Lastly, I think about the expense. New York, and Manhattan specifically, is an almost unfathomably expensive place to live. You simply have to be rich to live there, or be one of the lucky remaining few who have some grandfathered rent-controlled lease or the like. You see a lot of housing in New York that at first glance would appear to be just a small step away from being a squatter's camp, but it's a million bucks just to get your foot in the door. I had thought that L.A. must be not quite this bad, but this weekend has shown me the error of my ways. In much of L.A. proper, a tear-down is a million bucks. If you actually want to LIVE in the house, you'll have to do better than that. My friends are living in a nice but very, very small house that rents for what I pay for my mortgage in Appleton. And I have eight times the space and live on the water. I guess it's a question in both places of whether you want / need what the city has to offer badly enough to make the necessary sacrifices.

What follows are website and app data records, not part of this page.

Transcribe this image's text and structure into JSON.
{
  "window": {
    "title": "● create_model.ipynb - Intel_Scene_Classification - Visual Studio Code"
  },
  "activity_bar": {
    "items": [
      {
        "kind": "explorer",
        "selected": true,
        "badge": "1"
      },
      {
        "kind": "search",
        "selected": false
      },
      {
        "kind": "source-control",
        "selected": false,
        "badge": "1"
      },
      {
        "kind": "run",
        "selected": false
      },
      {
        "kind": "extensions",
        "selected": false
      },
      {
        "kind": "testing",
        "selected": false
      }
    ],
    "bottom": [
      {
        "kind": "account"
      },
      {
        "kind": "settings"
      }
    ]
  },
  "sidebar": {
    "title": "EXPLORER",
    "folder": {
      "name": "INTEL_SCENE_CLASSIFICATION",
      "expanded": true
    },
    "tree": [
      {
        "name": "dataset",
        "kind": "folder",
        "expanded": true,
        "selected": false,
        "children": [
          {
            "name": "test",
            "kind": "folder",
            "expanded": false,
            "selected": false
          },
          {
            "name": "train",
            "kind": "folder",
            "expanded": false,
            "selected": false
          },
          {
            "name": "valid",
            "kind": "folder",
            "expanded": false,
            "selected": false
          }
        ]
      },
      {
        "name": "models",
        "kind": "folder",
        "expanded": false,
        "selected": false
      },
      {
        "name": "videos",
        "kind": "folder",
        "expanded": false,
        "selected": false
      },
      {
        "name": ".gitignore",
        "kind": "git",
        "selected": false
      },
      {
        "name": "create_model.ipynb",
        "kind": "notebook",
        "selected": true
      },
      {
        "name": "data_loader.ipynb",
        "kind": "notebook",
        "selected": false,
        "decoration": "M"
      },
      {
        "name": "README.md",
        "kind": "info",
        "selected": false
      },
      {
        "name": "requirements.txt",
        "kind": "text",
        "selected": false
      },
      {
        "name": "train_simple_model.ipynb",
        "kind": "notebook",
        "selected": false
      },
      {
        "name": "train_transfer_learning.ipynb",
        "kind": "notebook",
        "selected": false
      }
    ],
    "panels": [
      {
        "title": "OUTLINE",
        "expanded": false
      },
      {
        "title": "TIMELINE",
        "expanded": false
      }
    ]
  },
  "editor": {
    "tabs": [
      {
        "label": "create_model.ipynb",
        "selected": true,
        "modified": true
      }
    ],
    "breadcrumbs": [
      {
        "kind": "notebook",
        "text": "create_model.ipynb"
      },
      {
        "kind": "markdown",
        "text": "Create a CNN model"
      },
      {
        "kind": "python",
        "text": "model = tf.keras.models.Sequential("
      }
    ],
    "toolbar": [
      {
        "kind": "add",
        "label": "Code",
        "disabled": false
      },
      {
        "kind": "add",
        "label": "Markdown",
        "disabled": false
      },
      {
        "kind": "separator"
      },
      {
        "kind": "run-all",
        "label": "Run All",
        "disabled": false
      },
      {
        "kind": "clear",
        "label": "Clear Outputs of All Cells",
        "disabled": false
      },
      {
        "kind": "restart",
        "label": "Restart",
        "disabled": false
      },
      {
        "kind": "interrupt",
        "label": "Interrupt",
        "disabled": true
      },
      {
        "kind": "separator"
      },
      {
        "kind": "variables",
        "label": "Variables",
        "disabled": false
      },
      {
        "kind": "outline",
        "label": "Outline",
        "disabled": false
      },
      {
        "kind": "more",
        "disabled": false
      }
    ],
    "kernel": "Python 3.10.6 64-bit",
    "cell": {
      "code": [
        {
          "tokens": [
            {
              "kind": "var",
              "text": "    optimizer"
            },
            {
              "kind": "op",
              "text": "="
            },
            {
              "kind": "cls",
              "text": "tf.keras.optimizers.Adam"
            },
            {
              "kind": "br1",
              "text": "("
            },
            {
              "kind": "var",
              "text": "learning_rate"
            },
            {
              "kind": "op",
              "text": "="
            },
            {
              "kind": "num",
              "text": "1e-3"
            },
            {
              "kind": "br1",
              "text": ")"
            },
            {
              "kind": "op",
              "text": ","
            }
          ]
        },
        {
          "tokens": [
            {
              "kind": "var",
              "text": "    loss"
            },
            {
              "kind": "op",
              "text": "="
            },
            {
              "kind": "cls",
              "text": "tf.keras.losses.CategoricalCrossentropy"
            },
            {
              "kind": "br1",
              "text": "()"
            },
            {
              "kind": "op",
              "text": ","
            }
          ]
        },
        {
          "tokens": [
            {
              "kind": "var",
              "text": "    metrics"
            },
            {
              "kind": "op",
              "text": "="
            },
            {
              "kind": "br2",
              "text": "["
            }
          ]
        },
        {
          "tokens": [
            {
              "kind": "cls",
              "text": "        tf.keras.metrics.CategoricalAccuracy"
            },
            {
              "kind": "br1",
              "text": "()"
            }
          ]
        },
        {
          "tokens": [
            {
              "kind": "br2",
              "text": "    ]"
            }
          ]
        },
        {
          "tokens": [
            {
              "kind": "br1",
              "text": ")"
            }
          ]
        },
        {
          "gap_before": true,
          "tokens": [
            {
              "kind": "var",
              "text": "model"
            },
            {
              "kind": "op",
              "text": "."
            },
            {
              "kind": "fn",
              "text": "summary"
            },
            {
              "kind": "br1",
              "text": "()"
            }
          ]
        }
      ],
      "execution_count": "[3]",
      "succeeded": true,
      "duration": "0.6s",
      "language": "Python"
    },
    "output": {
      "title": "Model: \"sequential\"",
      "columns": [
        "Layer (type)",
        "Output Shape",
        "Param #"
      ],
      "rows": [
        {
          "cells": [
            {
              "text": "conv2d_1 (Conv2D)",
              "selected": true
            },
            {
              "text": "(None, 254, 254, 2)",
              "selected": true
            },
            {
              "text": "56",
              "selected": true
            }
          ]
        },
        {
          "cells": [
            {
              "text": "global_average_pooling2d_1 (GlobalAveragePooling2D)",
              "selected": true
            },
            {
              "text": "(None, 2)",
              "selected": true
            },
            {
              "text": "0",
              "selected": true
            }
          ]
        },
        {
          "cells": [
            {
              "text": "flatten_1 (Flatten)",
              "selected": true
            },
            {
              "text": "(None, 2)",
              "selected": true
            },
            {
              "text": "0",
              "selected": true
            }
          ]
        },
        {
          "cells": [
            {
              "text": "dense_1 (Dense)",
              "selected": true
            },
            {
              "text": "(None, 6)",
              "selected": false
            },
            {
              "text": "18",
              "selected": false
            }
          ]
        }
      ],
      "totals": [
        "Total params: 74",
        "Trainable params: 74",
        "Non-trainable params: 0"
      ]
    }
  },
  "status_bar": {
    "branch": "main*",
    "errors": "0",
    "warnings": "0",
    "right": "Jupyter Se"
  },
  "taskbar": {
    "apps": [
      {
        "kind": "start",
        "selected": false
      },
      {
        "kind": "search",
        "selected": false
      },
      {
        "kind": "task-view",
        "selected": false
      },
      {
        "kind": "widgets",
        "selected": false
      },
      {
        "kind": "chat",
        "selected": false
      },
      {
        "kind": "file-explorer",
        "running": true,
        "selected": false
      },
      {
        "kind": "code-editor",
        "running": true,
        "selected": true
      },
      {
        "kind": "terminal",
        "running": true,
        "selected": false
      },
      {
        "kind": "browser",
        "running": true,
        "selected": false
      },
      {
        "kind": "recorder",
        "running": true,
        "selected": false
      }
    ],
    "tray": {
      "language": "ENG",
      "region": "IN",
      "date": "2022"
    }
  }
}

Back now from Europe, it's interesting to think of these issues as they arise abroad. I imagine most of the housing cost issues of New York and L.A. apply to all Europe's big cities as well, so maybe it's more a rural / urban thing than an American thing.

2 comments:

Jessica said...

There is an inherent (sp?) laziness when you are in a car culture, at least for me. When I return to my hometown or visit the town of my alma mater, suddenly distances that would seem miniscule in New York become just too far away. I don't understand it, but it just is that way. Maybe it's some kind of human need to use whatever's the fastest no matter what. Maybe it is the lack of sidewalks. And maybe it's the looks others give (even in small towns) people give you if you are seen walking anything besides a dog. Last summer my brother and I would go for walks around town, and the stares were amazing. As though walking in a town only two square miles is some kind of freak show!

wstachour said...

I've noticed that same thing. I'll walk in NY or Philly for miles and not think a thing, but I don't want to walk the mile here at home to the local restaurant for breakfast.

I also think about how things are laid out and whether there are bike lanes and so on. Something caught hold in Amsterdam which makes bikes the law of the land. Appleton is surely as compact (if you live and work downtown), but there aren't many bikes here comparatively. New Yorkers are used to walking since the trains only get you so close. In Appleton (and in CA and everywhere else), you drive.